Casey felt for a pulse. It was weak, but present.

Can you hear me, Casey asked him. Buddy, can you hear me?

The man didn’t move.

Is he dead, the woman asked. Is he electrocuted?

I don’t know, Casey said. I’m not a doctor.

A girl in a blue-striped shirt and stiff slacks ran out of the gas station. Casey had seen her working behind the counter.

What happened, she said. I seen the light come down.

You call an ambulance, he said. You get them out here right now.

The girl ran inside. Casey turned to the man, who was moaning.

You’re gonna be all right, man, Casey said. Don’t move.

Raindrops splattered the pavement. The girl in the striped shirt appeared next to him.

They’re on their way, she said. The woman on the phone said they’re coming.

She stood there, watching him. The wind blew her hair in her eyes.

Do you know what you’re doing? she asked.

Casey looked down at the man. He was about fifty years old, with graying hair. One of the lenses in his glasses was missing. He looked like an insurance agent, or maybe an orthodontist.

No, Casey thought to himself. No, I don’t.

The man opened his eyes then. They were the deepest blue that Casey had ever seen.

Hey, Casey said. Hey, mister. You just lie still, now.

The man looked at him. A bead of sweat dripped down his forehead and into his eyelashes.

What, the man said. What did you-

You stay real quiet, Casey said. The ambulance will be here soon.

Thunder rumbled across the sky.

Thank you, the man said. The faint line of a smile crossed his lips. He reached out and took Casey’s hand.


* * *

The lights in the trailer were out when Casey got home.

He sat there for a while on the couch, listening to the metallic patter of the rain on the roof.

The phone was buried underneath the pillows on the couch. Casey took it and dialed a number with shaking hands. He heard Misty pick up on the other end.

Casey, she said. Are you alright? I was drinking my coffee in the break room. A call came in about a man getting struck by lighting. I thought it might be you.

Casey wiped his wet hair back from his forehead as he sat there in the darkness.

I’m okay, he said. I just needed to hear your voice.

He remembered the lights of the ambulance as it took the man with the broken glasses away, down the highway, into the night. The paramedics had told him that the man was going to live, but somehow, Casey still didn’t feel anything, one way or the other.

I know you think I worry too much, Misty said.

Casey heard the rain on the window, where she was, on the other end. He imagined the telephone lines between them, swaying in the wind and the storm. He didn’t want to feel that apart from her ever, ever again.

I love you more than anything, she said. You know that, don’t you?

I know it, Casey said.

Who’re you gonna talk to, if ain’t me, she asked. It’s not right for you to carry things around with you. Not if I’m here.

Casey swallowed hard.
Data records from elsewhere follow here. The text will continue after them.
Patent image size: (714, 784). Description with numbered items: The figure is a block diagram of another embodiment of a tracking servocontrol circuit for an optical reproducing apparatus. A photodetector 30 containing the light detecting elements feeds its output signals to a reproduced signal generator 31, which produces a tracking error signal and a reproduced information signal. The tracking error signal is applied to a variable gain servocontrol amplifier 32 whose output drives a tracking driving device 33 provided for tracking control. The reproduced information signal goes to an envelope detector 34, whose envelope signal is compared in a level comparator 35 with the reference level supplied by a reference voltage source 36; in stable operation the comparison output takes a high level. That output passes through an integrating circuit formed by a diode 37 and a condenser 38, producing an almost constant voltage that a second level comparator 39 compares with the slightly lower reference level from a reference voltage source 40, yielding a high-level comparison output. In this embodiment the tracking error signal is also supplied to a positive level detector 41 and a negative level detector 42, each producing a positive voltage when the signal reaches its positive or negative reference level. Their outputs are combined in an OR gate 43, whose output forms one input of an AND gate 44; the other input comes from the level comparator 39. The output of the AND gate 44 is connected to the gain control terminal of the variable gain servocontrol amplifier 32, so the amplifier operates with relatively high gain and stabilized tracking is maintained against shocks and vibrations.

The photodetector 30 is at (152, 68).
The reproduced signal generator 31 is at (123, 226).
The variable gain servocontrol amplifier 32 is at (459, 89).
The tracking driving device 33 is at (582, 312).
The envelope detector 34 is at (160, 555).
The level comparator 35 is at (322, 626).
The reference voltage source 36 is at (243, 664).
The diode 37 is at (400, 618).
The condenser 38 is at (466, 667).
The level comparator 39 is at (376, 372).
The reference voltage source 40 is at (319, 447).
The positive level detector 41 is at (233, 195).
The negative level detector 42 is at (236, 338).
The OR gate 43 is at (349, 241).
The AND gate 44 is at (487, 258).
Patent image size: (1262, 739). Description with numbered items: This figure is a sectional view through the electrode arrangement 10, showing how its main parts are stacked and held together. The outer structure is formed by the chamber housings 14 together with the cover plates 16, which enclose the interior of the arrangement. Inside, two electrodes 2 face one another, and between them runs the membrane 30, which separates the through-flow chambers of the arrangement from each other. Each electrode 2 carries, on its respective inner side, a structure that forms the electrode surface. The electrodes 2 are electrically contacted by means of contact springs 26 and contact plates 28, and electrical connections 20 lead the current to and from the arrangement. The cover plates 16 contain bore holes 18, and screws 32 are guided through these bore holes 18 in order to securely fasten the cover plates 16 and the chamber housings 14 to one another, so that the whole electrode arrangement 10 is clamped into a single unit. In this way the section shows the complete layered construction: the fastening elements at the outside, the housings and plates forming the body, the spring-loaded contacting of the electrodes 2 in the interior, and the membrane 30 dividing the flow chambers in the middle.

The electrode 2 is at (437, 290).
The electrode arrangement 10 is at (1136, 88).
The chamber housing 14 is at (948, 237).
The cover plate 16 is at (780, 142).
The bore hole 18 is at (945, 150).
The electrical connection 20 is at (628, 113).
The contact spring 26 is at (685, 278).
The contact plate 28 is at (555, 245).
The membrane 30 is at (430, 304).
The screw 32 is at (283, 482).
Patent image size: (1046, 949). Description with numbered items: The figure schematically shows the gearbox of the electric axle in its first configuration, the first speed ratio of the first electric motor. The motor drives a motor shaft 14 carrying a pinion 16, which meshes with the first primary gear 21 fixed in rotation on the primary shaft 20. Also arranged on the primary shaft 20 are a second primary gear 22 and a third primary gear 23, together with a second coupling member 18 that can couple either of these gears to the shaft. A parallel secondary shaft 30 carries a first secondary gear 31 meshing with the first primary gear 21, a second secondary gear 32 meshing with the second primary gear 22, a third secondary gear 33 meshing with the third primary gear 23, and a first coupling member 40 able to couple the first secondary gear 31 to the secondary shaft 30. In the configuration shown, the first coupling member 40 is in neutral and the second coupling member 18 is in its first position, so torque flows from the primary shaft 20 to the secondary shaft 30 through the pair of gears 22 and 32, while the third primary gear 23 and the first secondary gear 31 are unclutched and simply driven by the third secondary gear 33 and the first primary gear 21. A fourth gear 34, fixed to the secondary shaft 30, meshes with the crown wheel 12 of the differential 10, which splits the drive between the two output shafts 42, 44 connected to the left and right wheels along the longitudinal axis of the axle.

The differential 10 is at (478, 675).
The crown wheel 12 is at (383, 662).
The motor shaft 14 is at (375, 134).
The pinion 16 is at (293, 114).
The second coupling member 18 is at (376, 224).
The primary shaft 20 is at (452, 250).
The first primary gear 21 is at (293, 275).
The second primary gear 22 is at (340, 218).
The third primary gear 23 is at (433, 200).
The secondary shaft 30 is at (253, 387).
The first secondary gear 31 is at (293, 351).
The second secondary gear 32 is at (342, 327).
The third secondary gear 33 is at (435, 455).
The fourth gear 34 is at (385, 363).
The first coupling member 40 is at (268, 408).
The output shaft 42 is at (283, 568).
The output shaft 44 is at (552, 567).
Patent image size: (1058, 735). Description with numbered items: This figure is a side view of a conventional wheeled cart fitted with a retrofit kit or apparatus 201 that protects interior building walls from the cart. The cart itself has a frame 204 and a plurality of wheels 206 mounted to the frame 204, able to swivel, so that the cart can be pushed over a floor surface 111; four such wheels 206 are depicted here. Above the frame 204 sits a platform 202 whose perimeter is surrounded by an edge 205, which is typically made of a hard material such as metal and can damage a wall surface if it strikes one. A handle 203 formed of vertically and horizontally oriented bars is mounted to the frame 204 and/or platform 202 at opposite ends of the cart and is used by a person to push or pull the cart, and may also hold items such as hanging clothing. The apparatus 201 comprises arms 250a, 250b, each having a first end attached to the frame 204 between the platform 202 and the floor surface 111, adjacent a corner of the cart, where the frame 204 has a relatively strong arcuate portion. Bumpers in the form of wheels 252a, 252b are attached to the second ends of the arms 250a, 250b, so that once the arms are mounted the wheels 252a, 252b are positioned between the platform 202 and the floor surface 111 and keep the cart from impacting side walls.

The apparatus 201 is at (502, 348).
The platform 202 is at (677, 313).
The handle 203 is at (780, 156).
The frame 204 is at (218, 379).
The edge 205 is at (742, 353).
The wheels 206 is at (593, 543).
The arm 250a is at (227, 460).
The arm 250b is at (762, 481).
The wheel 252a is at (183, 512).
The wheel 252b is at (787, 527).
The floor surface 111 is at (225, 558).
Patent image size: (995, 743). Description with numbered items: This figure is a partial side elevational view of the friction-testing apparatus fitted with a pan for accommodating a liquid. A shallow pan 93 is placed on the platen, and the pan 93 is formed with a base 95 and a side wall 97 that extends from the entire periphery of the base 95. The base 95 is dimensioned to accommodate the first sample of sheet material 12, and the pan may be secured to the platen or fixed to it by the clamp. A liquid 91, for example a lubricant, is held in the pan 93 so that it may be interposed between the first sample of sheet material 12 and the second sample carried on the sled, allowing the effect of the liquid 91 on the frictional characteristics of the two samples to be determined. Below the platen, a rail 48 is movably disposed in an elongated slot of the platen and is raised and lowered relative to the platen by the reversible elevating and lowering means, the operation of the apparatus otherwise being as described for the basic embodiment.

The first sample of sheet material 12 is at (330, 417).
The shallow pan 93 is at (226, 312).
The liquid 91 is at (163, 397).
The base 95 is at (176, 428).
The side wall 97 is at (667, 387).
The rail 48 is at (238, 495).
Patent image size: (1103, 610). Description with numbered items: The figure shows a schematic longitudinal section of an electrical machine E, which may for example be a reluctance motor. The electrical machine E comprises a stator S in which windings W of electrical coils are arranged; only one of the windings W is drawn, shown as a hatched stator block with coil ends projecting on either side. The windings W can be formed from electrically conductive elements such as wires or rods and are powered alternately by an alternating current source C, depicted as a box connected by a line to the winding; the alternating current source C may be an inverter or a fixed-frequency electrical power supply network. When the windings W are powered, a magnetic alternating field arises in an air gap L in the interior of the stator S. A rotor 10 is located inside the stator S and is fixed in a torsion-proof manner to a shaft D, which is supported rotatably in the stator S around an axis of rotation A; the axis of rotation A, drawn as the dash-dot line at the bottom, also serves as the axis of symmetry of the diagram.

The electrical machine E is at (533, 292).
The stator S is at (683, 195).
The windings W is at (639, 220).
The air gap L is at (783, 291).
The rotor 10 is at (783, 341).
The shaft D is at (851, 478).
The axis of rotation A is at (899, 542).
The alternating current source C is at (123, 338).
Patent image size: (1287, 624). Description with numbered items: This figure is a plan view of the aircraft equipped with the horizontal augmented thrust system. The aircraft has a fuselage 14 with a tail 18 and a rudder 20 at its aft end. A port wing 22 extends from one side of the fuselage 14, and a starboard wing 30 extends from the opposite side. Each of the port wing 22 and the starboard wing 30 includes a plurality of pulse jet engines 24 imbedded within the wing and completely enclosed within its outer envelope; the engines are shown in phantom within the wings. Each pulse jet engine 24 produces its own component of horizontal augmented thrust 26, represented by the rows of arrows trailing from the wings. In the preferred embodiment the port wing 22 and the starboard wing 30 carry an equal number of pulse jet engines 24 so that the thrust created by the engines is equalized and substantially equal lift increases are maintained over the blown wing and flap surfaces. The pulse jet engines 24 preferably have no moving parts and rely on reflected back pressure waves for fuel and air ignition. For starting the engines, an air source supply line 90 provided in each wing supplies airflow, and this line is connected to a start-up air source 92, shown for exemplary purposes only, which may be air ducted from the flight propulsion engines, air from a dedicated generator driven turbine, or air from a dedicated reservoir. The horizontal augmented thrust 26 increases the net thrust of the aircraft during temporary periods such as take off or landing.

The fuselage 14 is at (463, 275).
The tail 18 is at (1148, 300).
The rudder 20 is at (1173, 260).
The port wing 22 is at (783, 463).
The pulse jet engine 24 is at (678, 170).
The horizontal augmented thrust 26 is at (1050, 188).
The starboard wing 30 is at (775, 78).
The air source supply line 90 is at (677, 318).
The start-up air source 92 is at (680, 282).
A million thoughts rushed through his brain all at once. Then his mind focused on the sunset that evening, just before the murder, as he stood in the prison yard. Tendrils of purple and orange and deep red, snaking out from the sun as it slipped below the field of tall grass and the horizon beyond. Casey had never seen anything more beautiful.

For a moment, he felt like crying, but no tears came.

I could’ve stopped it, he said, finally.

Stopped what?

I could’ve saved him, but I wasn’t paying attention, Casey said. That kid wasn’t much older than me. Everything was fine one minute. Then he was on the ground and there was blood everywhere.

Sweetheart, she said. You didn’t—

I don’t know what I’m supposed to do now, he said. I thought tonight would make me feel different. But I just feel the same.

Oh, sweetheart, she said. The curtains above the sink shifted, then settled back against the window screen again. He heard her breathing, steady and soft, on the other end of the line, waiting for him to continue.